La grande chambre de la CJUE, dans une décision du 15 mars 2022, apporte des précisions sur la notion d' « informations privilégiées » et sur l'interdiction de divulguer ce type d'informations et ses limites. Elle juge que la divulgation par un journaliste d'une information privilégiée qui porte sur la publication prochaine d'un article relayant des rumeurs sur des sociétés cotées en Bourse est licite si elle est nécessaire pour mener à bien une activité de journalisme et respecte le principe de proportionnalité.

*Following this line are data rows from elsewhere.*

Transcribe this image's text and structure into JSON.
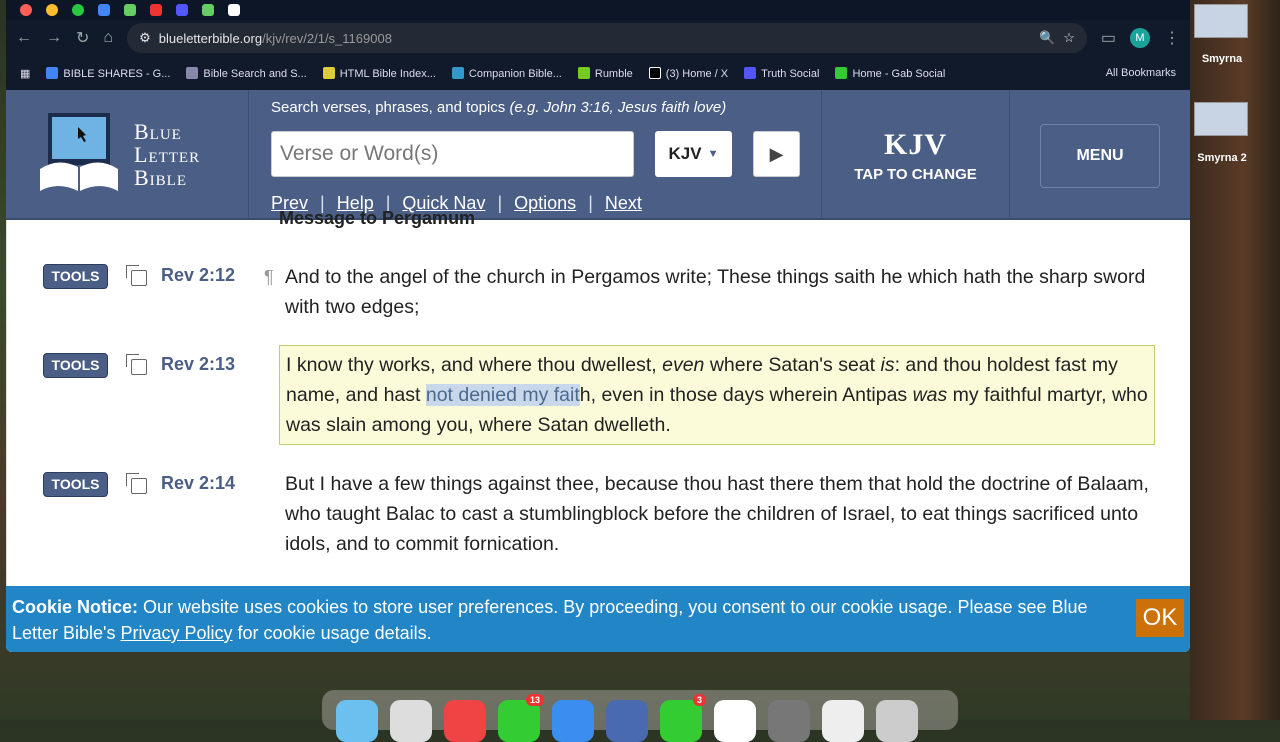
{
  "browser": {
    "url_host": "blueletterbible.org",
    "url_path": "/kjv/rev/2/1/s_1169008",
    "profile_initial": "M",
    "bookmarks": [
      "BIBLE SHARES - G...",
      "Bible Search and S...",
      "HTML Bible Index...",
      "Companion Bible...",
      "Rumble",
      "(3) Home / X",
      "Truth Social",
      "Home - Gab Social"
    ],
    "all_bookmarks": "All Bookmarks"
  },
  "desktop": {
    "icons": [
      "Smyrna",
      "Smyrna 2"
    ],
    "dock_badges": [
      "13",
      "3"
    ]
  },
  "header": {
    "logo": [
      "Blue",
      "Letter",
      "Bible"
    ],
    "search_hint": "Search verses, phrases, and topics ",
    "hint_eg": "(e.g. ",
    "hint_ex1": "John 3:16",
    "hint_comma": ", ",
    "hint_ex2": "Jesus faith love",
    "hint_close": ")",
    "search_placeholder": "Verse or Word(s)",
    "version": "KJV",
    "nav": [
      "Prev",
      "Help",
      "Quick Nav",
      "Options",
      "Next"
    ],
    "kjv_big": "KJV",
    "kjv_sub": "TAP TO CHANGE",
    "menu": "MENU"
  },
  "content": {
    "heading": "Message to Pergamum",
    "tools_label": "TOOLS",
    "pilcrow": "¶",
    "verses": [
      {
        "ref": "Rev 2:12",
        "text": "And to the angel of the church in Pergamos write; These things saith he which hath the sharp sword with two edges;"
      },
      {
        "ref": "Rev 2:13",
        "p1": "I know thy works, and where thou dwellest, ",
        "i1": "even",
        "p2": " where Satan's seat ",
        "i2": "is",
        "p3": ": and thou holdest fast my name, and hast ",
        "sel": "not denied my fait",
        "p4": "h, even in those days wherein Antipas ",
        "i3": "was",
        "p5": " my faithful martyr, who was slain among you, where Satan dwelleth."
      },
      {
        "ref": "Rev 2:14",
        "text": "But I have a few things against thee, because thou hast there them that hold the doctrine of Balaam, who taught Balac to cast a stumblingblock before the children of Israel, to eat things sacrificed unto idols, and to commit fornication."
      }
    ]
  },
  "cookie": {
    "title": "Cookie Notice:",
    "text1": " Our website uses cookies to store user preferences. By proceeding, you consent to our cookie usage. Please see Blue Letter Bible's ",
    "link": "Privacy Policy",
    "text2": " for cookie usage details.",
    "ok": "OK"
  }
}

Un journaliste publie sur le site du Daily Mail deux articles qui relaient des rumeurs de dépôt d'offres publiques d'achat sur les titres d'Hermès (par LVMH) et de Maurel & Prom. Cette publication a fait augmenter le cours de ces titres. Peu avant la publication des articles, certains résidents britanniques ont passé des ordres d'achat sur les titres en question et les ont vendus une fois la publication intervenue. Le journaliste s'est fait sanctionner par l'Autorité des marchés financiers française parce qu'il aurait fait part de la publication prochaine des articles à ces résidents britanniques (AMF, 24 oct. 2018, déc. n° 11). L'AMF a considéré qu'il leur avait communiqué des « informations privilégiées ».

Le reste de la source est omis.